Selain itu, rekaman terbaru memperlihatkan DF-17 berdiri tegak di atas kendaraan Transporter Erector Launcher. Posisi ini menandakan kesiapan peluncuran yang lebih matang. Para analis menilai PLA telah memasukkan DF-17 ke dalam struktur tempur aktif, bukan sekadar sistem cadangan.

Dengan demikian, China tidak hanya mengembangkan senjata canggih, tetapi juga menyiapkan penggunaannya dalam skenario konflik nyata.

Latihan Militer Beriringan dengan Tekanan di Taiwan

Latihan ini berlangsung hanya beberapa hari setelah China menggelar simulasi blokade besar di sekitar Taiwan pada akhir Desember. Rangkaian kegiatan tersebut memperlihatkan peningkatan intensitas tekanan militer terhadap wilayah yang menjadi titik sensitif hubungan Beijing dan Washington.

China terus mendorong modernisasi militernya dengan target jangka panjang memperkuat posisi sebagai kekuatan global. Dalam berbagai dokumen pertahanan, Beijing secara terbuka memandang Amerika Serikat sebagai pesaing strategis utama. Oleh karena itu, PLA memprioritaskan teknologi yang mampu mengurangi keunggulan militer AS.

Pentagon mencatat bahwa modernisasi PLA berjalan seiring dengan lonjakan anggaran pertahanan serta pengembangan teknologi seperti kecerdasan buatan, bioteknologi, dan sistem senjata hipersonik.

Pesan Strategis Beijing ke Washington

CSIS menilai investasi besar China pada DF-17 bertujuan menghadirkan kemampuan serangan presisi jarak jauh. Dengan kemampuan tersebut, PLA dapat menembus sistem pertahanan udara paling maju sekalipun.

Melalui latihan ini, Beijing menyampaikan pesan tegas kepada Washington. China menunjukkan kesiapan meningkatkan risiko terhadap aset militer AS yang beroperasi di sekitar Laut China Selatan dan Selat Taiwan. Keunggulan hipersonik membuat setiap pergerakan militer AS di kawasan tersebut menghadapi tantangan yang lebih kompleks.

Selain itu, demonstrasi ini juga memperkuat posisi tawar China dalam dinamika keamanan regional, khususnya di kawasan Indo-Pasifik.

Arah Kebijakan Pertahanan China Semakin Jelas

Hingga berita ini dipublikasikan, Kementerian Luar Negeri China belum menyampaikan pernyataan tambahan terkait detail latihan.

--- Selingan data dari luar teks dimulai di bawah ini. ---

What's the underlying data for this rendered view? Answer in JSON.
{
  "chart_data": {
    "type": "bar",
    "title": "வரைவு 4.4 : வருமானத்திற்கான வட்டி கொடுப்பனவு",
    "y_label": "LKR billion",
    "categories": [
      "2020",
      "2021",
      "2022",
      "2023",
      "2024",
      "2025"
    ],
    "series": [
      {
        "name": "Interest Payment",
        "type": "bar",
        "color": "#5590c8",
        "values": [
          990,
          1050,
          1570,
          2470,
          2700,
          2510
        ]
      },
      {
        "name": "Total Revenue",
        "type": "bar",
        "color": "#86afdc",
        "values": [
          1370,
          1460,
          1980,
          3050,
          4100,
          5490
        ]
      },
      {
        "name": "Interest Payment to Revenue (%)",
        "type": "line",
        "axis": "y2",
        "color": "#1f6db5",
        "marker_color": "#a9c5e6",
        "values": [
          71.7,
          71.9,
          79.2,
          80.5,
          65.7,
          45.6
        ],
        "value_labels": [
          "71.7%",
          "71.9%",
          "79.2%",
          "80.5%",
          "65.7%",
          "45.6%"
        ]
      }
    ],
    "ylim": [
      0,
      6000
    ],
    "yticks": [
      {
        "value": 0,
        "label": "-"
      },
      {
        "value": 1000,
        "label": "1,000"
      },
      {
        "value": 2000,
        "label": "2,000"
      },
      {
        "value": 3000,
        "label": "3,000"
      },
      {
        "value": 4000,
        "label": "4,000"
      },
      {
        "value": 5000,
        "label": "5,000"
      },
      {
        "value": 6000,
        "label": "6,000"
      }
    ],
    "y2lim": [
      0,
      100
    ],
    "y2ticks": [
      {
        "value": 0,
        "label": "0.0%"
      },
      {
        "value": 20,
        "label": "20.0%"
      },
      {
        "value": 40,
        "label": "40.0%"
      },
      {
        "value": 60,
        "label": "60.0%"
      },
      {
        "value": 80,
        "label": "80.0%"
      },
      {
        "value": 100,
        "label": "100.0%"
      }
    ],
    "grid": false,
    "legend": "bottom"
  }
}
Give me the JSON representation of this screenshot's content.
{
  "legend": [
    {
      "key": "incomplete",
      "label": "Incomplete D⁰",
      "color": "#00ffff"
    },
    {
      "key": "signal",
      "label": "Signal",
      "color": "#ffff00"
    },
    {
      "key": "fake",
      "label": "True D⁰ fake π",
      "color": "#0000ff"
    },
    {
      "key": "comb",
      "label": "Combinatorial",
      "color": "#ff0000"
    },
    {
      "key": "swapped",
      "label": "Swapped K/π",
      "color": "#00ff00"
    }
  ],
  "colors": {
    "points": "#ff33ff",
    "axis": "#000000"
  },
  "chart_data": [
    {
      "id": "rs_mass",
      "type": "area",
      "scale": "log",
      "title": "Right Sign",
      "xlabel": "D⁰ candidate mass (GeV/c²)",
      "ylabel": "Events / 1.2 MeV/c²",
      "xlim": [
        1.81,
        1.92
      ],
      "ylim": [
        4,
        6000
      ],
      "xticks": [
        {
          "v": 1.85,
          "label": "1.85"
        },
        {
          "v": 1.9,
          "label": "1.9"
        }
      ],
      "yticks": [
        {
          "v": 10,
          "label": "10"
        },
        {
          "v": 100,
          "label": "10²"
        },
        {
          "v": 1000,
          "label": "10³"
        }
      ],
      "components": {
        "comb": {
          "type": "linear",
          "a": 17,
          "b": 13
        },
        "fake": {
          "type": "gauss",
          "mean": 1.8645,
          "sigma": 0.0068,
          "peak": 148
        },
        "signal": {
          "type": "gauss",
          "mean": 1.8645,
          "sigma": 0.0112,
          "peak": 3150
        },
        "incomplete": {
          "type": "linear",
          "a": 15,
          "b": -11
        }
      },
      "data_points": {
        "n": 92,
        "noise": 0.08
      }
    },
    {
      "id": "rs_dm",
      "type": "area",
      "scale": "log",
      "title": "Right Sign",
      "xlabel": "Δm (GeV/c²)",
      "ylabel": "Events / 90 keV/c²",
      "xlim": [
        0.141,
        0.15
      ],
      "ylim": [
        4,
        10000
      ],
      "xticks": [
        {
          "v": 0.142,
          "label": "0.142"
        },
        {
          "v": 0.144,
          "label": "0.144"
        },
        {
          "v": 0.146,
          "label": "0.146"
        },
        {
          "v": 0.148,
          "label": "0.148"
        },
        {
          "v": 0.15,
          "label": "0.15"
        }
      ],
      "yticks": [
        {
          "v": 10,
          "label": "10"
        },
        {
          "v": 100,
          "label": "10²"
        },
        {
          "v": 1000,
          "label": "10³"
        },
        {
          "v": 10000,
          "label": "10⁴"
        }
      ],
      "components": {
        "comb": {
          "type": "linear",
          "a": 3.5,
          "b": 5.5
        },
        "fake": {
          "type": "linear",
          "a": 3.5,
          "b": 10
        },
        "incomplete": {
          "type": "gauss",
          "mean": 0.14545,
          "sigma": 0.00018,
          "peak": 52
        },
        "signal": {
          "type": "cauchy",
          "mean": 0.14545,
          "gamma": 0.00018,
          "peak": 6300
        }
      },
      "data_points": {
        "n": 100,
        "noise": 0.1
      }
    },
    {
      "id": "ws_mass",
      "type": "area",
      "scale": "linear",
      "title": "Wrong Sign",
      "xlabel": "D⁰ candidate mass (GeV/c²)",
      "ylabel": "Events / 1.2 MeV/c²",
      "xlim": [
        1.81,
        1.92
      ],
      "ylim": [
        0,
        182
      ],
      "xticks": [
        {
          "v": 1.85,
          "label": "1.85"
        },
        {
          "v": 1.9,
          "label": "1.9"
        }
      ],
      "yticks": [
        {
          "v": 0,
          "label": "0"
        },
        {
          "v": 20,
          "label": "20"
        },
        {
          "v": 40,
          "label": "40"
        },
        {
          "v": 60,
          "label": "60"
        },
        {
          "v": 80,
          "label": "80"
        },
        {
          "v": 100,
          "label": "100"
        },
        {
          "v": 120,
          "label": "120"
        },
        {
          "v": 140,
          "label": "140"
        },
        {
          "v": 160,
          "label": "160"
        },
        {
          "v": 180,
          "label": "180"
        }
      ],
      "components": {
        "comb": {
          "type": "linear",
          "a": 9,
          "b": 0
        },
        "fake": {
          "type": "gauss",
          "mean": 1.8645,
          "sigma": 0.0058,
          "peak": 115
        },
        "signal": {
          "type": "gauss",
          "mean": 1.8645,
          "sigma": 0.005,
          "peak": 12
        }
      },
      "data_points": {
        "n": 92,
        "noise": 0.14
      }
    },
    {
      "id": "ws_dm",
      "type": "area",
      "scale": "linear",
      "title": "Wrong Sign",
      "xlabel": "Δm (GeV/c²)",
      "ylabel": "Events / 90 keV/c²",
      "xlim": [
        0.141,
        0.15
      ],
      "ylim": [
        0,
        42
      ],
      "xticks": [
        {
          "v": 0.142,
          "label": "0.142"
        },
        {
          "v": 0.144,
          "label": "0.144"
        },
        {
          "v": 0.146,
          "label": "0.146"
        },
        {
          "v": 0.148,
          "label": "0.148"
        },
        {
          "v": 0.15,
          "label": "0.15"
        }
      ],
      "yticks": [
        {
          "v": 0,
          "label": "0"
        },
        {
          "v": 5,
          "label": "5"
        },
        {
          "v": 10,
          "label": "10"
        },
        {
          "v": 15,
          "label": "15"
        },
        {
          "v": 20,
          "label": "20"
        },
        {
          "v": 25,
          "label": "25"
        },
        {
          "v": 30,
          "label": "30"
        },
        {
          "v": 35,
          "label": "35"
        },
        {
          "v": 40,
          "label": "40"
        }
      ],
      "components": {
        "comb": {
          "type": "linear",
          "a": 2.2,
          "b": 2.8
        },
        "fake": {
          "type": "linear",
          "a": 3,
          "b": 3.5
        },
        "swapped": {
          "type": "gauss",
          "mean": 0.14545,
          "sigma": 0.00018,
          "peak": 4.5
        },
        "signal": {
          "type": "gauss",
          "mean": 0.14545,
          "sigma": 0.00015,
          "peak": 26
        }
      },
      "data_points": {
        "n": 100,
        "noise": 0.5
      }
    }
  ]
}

Namun, rangkaian aktivitas militer sejak awal tahun memberikan gambaran jelas mengenai arah kebijakan pertahanan Beijing.

China terus menggabungkan latihan intensif, modernisasi teknologi, dan pesan strategis untuk menegaskan perannya sebagai kekuatan militer utama dunia. Dengan DF-17 sebagai salah satu senjata andalan, PLA menunjukkan kesiapan menghadapi konflik berintensitas tinggi di masa depan, sekaligus memperkuat pengaruh China di panggung global.